Sebentar-sebentar ia melirik potongan ikan panggang yang langsung membangkitkan selera makannya. Ia tak tahan untuk mencicipi sepotong. Ia mengambilnya dan melahap bagian ekornya. Heran sekali disaat seperti ini perutnya tak bersahabat. Rasa nyeri dan mual menerjang bagian kiri perutnya. Otomatis ia berlari kencang ke arah toilet. Tebak apa yang terjadi, Jane memuntahkan semua yang ia makan tadi.
“Jane, kau kenapa?” Sialnya Steve yang pulang terlalu awal tentu saja melihat Jane yang terbirit-birit dari dapur.
“Jangan kesini Steve.” Jane melarangnya untuk menghampiri dirinya yang masih agak lemas itu. Namun Steve tak mempedulikan apa yang Jane katakan. Dengan muka cemas, Steve menghampiri gadis itu dan mengelus punggungnya.
“Bukankah kita menikah dan akan hidup bersama baik dalam sehat maupun sakit. Tapi kau dengan egoisnya tak mau berbagi sakit denganku.” Keluh Steve agak kesal.
“Jangan terlalu cemas. Aku mungkin hanya masuk angin. Tadi aku sudah masak untukmu, sebaiknya kita makan malam sekarang.”
“Baiklah, setelah itu kita ke dokter. Aku tak mau terjadi sesuatu yang buruk padamu Jane.”
Jane hanya mengangguk kecil setelah itu ia tersenyum pada Steve, senyuman yang sangat manis.
“Jane, tahan senyummu ya?” Steve merogoh sebuah benda dari dalam tasnya. Sebuah kamera. Ia mengabadikan foto Jane yang tersenyum lebar di toilet. Sungguh menggelikan.

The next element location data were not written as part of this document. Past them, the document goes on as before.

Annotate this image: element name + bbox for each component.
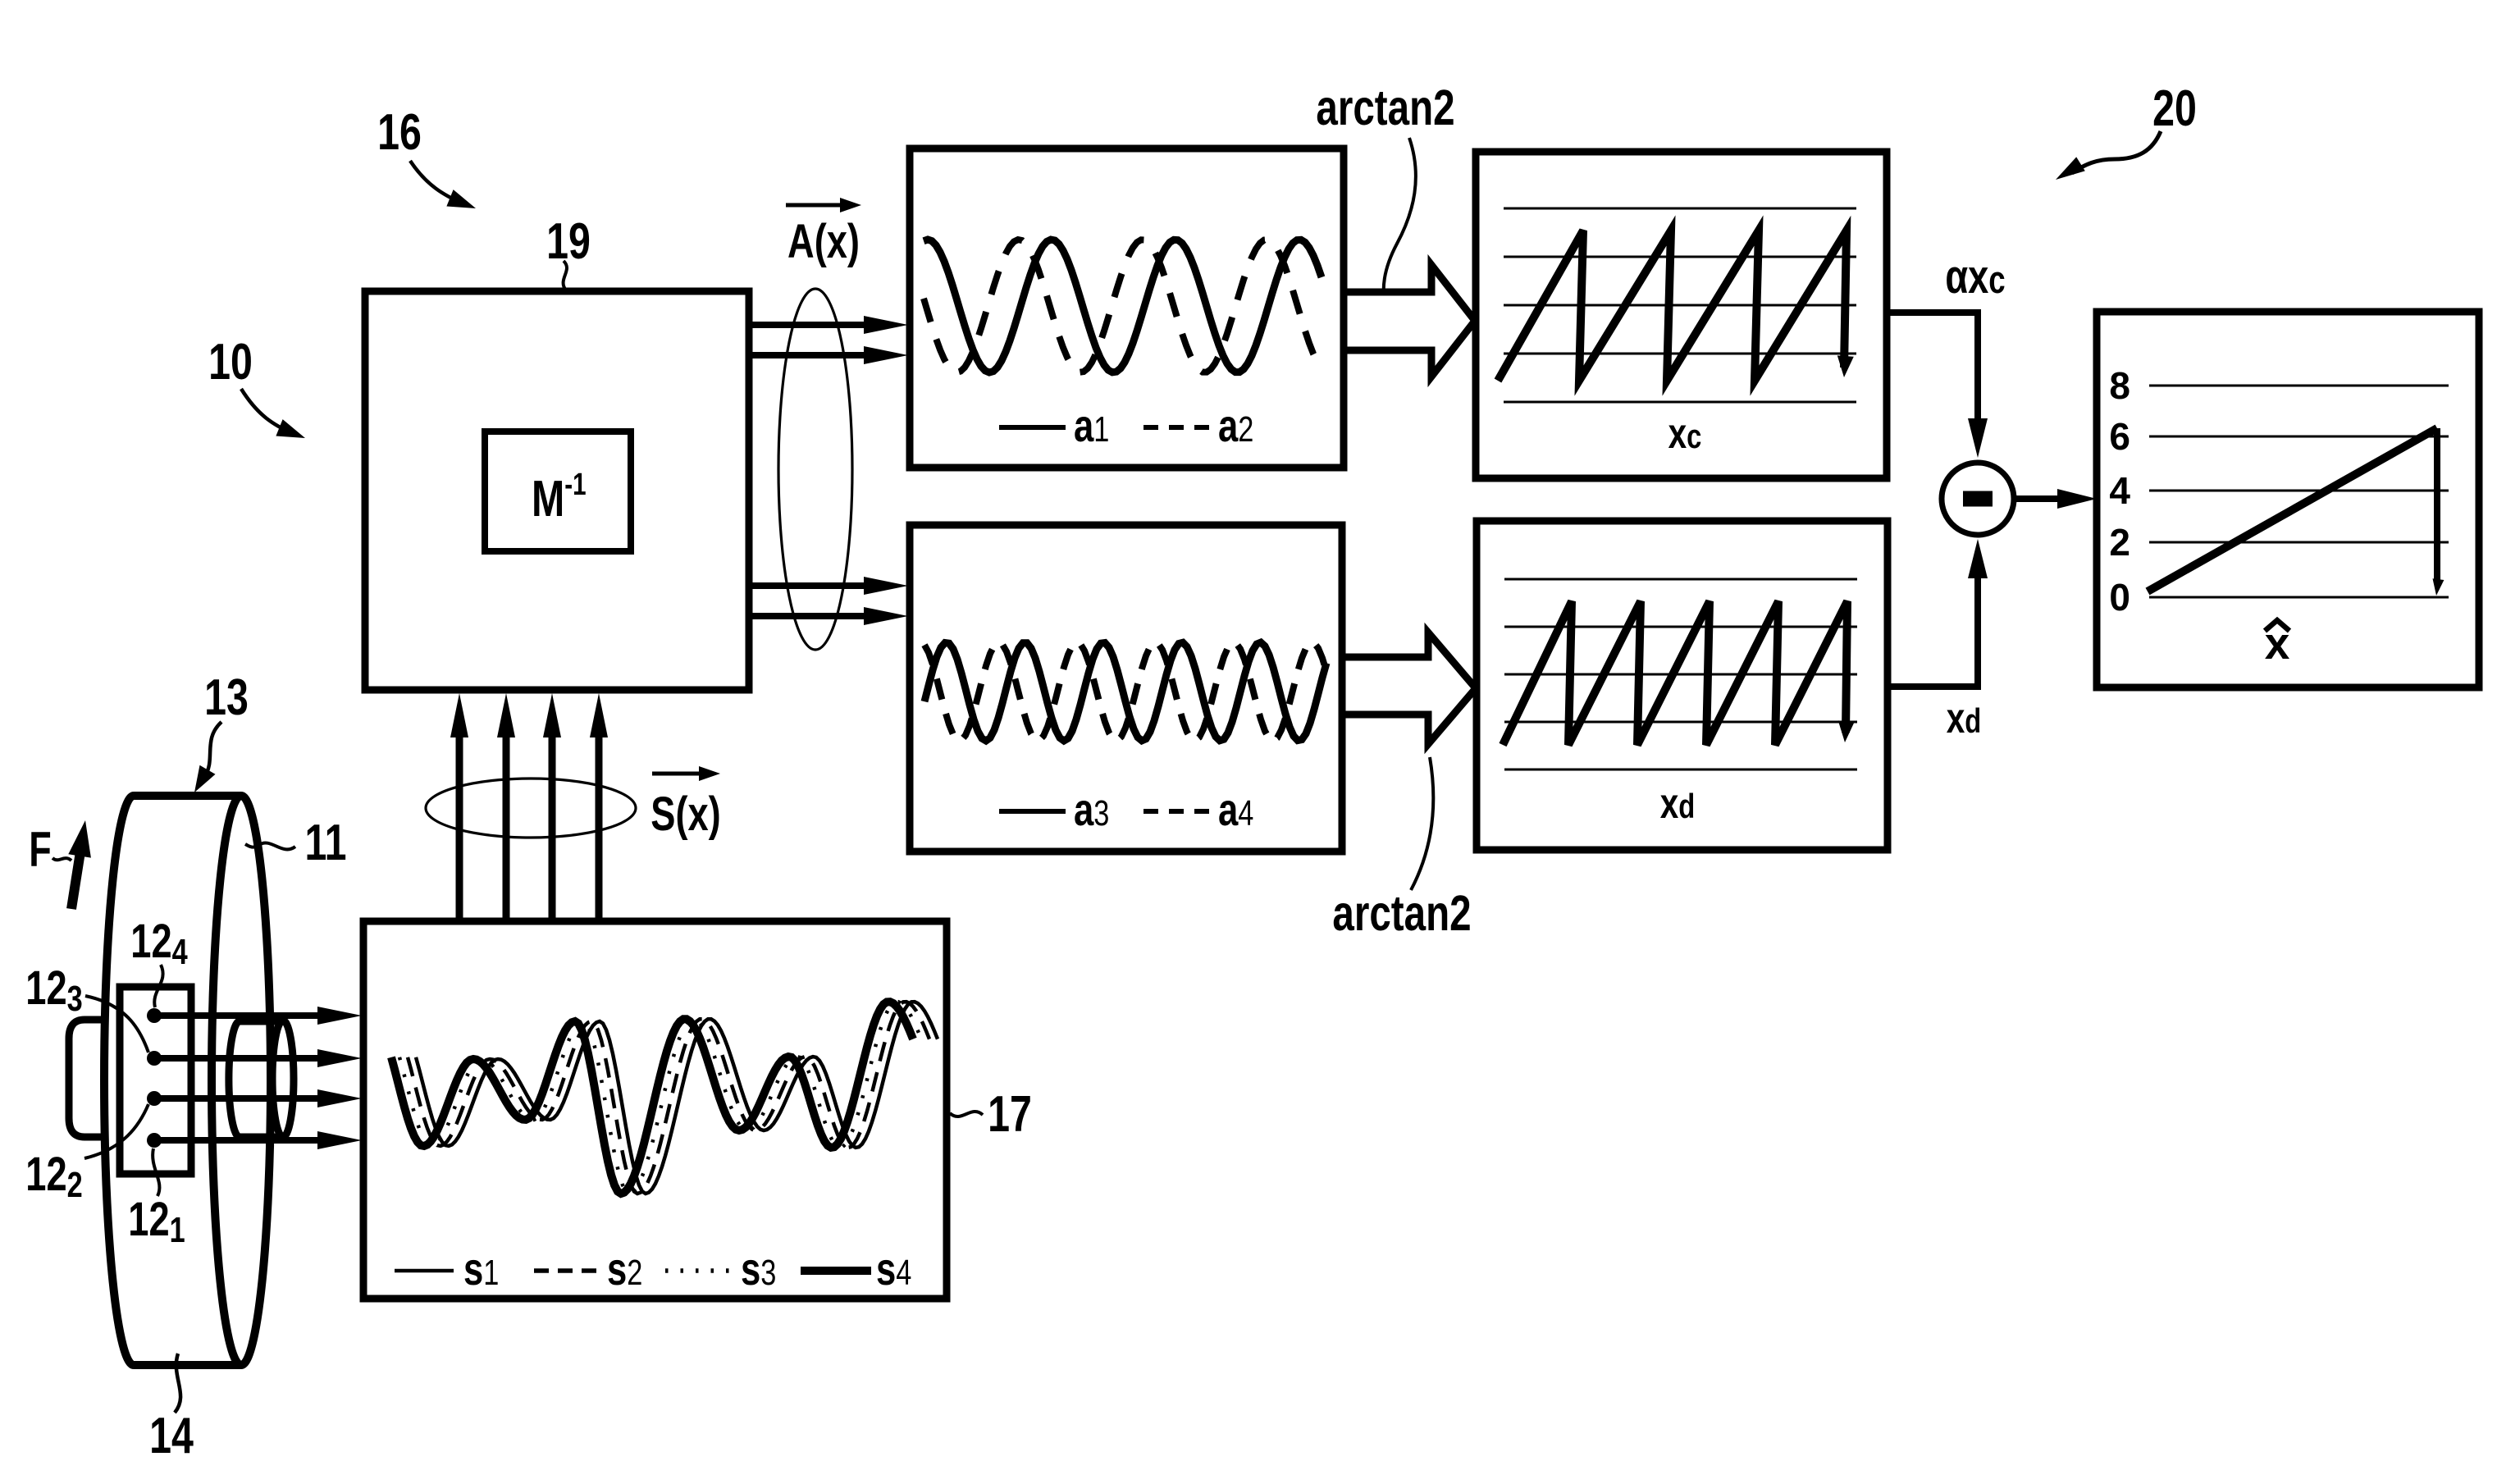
waveform s1 (thin solid): [416, 1002, 938, 1194]
svg-text:17: 17: [988, 1085, 1032, 1142]
label S(x) with vector arrow: [652, 772, 707, 776]
legend a1: [999, 425, 1066, 430]
waveform a1 (solid sine): [924, 240, 1322, 372]
box 17 (sensor signal plot): [363, 921, 947, 1299]
svg-text:14: 14: [149, 1407, 194, 1463]
leader squiggle from label 17: [950, 1112, 983, 1116]
label x-hat: [2265, 618, 2290, 669]
leader from 12_3 to second dot: [85, 996, 148, 1052]
leader arrow from label 13 to disc: [205, 722, 221, 776]
box M^-1 (inverse matrix): [485, 432, 631, 551]
label 11 reference numeral: [304, 814, 346, 870]
label 16 reference numeral: [377, 103, 422, 160]
leader from 12_1 to fourth dot: [153, 1148, 159, 1196]
sawtooth waveform Xd: [1503, 601, 1847, 745]
sensor dots 12_1..12_4: [147, 1008, 162, 1023]
ellipse around A(x) wire bundle: [778, 289, 852, 650]
svg-text:αxc: αxc: [1945, 251, 2005, 304]
sensor wire 3 to box 17: [154, 1095, 324, 1102]
subtractor circle (minus junction): [1942, 463, 2014, 535]
legend s2: [534, 1268, 596, 1273]
leader squiggle from arctan2 bottom: [1411, 757, 1433, 890]
svg-text:xd: xd: [1660, 779, 1696, 827]
svg-text:16: 16: [377, 103, 422, 160]
wire a2 from box 19 to wave box: [749, 352, 871, 358]
box Xd (sawtooth phase): [1477, 521, 1888, 850]
svg-text:xc: xc: [1668, 409, 1702, 457]
label 20 reference numeral: [2152, 80, 2197, 136]
label Xd inside box: [1660, 779, 1696, 827]
leader from 12_2 to third dot: [84, 1104, 148, 1158]
svg-text:F: F: [29, 823, 51, 878]
box a1 a2 (arcsine signals): [910, 148, 1344, 468]
waveform a3 (solid sine): [924, 642, 1326, 741]
box 19 (matrix computation unit): [365, 291, 749, 690]
svg-text:6: 6: [2109, 415, 2130, 458]
svg-text:20: 20: [2152, 80, 2197, 136]
legend s3: [665, 1268, 732, 1273]
label arctan2 (bottom): [1332, 884, 1471, 941]
svg-text:2: 2: [2109, 521, 2130, 564]
wire a3 from box 19 to wave box: [749, 582, 871, 589]
block arrow from a1a2 box to Xc box: [1344, 265, 1475, 377]
legend a3: [999, 809, 1066, 814]
leader squiggle from label 14: [175, 1354, 180, 1413]
label 13 reference numeral: [204, 669, 249, 725]
wire Xd from Xd box to subtractor: [1888, 556, 1978, 687]
svg-text:arctan2: arctan2: [1316, 79, 1454, 135]
sawtooth waveform Xc: [1498, 231, 1847, 381]
sensor wire 2 to box 17: [154, 1055, 324, 1062]
disc 11 right face (ellipse): [212, 796, 271, 1365]
sensor wire 1 to box 17: [154, 1012, 324, 1019]
label Xd on wire: [1947, 694, 1982, 742]
leader squiggle from label 11: [245, 842, 295, 849]
leader arrow from label 16: [410, 161, 464, 204]
label M^-1: [532, 468, 587, 527]
box 20 (estimated position output): [2097, 312, 2479, 687]
leader squiggle from arctan2 top: [1384, 138, 1416, 310]
vertical wire s3 from box 17 to box 19: [549, 734, 556, 921]
label 12_4: [130, 916, 187, 972]
vertical wire s1 from box 17 to box 19: [456, 734, 463, 921]
leader squiggle from label 19 to box: [564, 261, 567, 290]
svg-text:0: 0: [2109, 576, 2130, 619]
svg-text:xd: xd: [1947, 694, 1982, 742]
gridlines in box Xd: [1504, 578, 1857, 581]
wire a4 from box 19 to wave box: [749, 613, 871, 619]
leader arrow from label 20: [2072, 131, 2161, 173]
wire from subtractor to box 20: [2014, 495, 2079, 502]
svg-text:10: 10: [208, 333, 253, 390]
waveform s2 (dashed): [408, 1002, 929, 1194]
svg-text:8: 8: [2109, 364, 2130, 407]
svg-text:A(x): A(x): [787, 216, 860, 269]
box Xc (sawtooth phase): [1476, 152, 1887, 478]
waveform a4 (dashed sine): [924, 642, 1326, 741]
waveform s4 (thick solid): [391, 1002, 913, 1194]
svg-text:S(x): S(x): [650, 788, 720, 842]
label Xc inside box: [1668, 409, 1702, 457]
wire alpha-Xc from Xc box to subtractor: [1887, 313, 1978, 441]
svg-text:13: 13: [204, 669, 249, 725]
vertical wire s2 from box 17 to box 19: [503, 734, 510, 921]
svg-text:4: 4: [2109, 469, 2130, 512]
sensor array box 12: [120, 987, 191, 1174]
leader from 12_4 to first dot: [154, 965, 162, 1007]
label 14 reference numeral: [149, 1407, 194, 1463]
ellipse around S(x) wire bundle: [426, 779, 636, 838]
waveform a2 (dashed sine): [924, 240, 1322, 372]
ramp curve x-hat: [2148, 428, 2437, 591]
legend s4: [801, 1267, 871, 1275]
gridlines in box Xc: [1504, 208, 1856, 210]
box a3 a4 (arcsine signals): [910, 525, 1342, 852]
legend a4: [1144, 809, 1210, 814]
label F with arrow (motion direction): [29, 823, 51, 878]
label 12_2: [25, 1148, 82, 1205]
shaft stub 14 on left: [69, 1020, 107, 1137]
block arrow from a3a4 box to Xd box: [1342, 632, 1476, 744]
label 19 reference numeral: [546, 212, 591, 269]
wire a1 from box 19 to wave box: [749, 322, 871, 328]
label alpha-Xc: [1945, 251, 2005, 304]
label A(x) with vector arrow: [786, 203, 848, 208]
svg-text:11: 11: [304, 814, 346, 870]
vertical wire s4 from box 17 to box 19: [596, 734, 603, 921]
disc 11 top and bottom edges: [134, 792, 241, 800]
svg-text:arctan2: arctan2: [1332, 884, 1471, 941]
svg-text:19: 19: [546, 212, 591, 269]
gridlines in box 20: [2149, 385, 2449, 387]
sensor wire 4 to box 17: [154, 1137, 324, 1144]
label 12_3: [25, 962, 82, 1019]
label arctan2 (top): [1316, 79, 1454, 135]
disc 11 left face arc: [104, 796, 134, 1365]
label 17 reference numeral: [988, 1085, 1032, 1142]
legend a2: [1144, 425, 1210, 430]
waveform s3 (dotted): [399, 1002, 921, 1194]
label 12_1: [128, 1194, 185, 1250]
leader arrow from label 10: [241, 389, 294, 434]
legend s1: [395, 1269, 454, 1273]
hub cylinder on disc face: [240, 1018, 283, 1025]
label 10 reference numeral: [208, 333, 253, 390]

“Hey, kenapa akhir-akhir ini kamera itu selalu bersamamu?” Jane mengerutkan dahinya.
“Karena aku baru sadar ada momen spesial yang harus diabadikan.”
“Kenapa harus di toilet? Nanti saja saat makan bersama kan bisa.”
“Selera senimu benar-benar rendah nona, ayo kita makan.” Steve menarik tangan Jane dan membawanya segera ke meja makan.
                                                                           ***
“Mrs. Jane Morren, anda sedang mengandung 2 bulan.”
“Astaga, apa ini serius Mr. Audrey?” Tanya Jane penuh harap kepada lelaki yang berpakaian serba putih itu. Steve tampak senang bukan main.
“Tentu saja. Ini mungkin masa sulit bagi ketahanan janin yang kau kandung. Jadi berhati-hatilah beraktifitas dan makan makanan seimbang.”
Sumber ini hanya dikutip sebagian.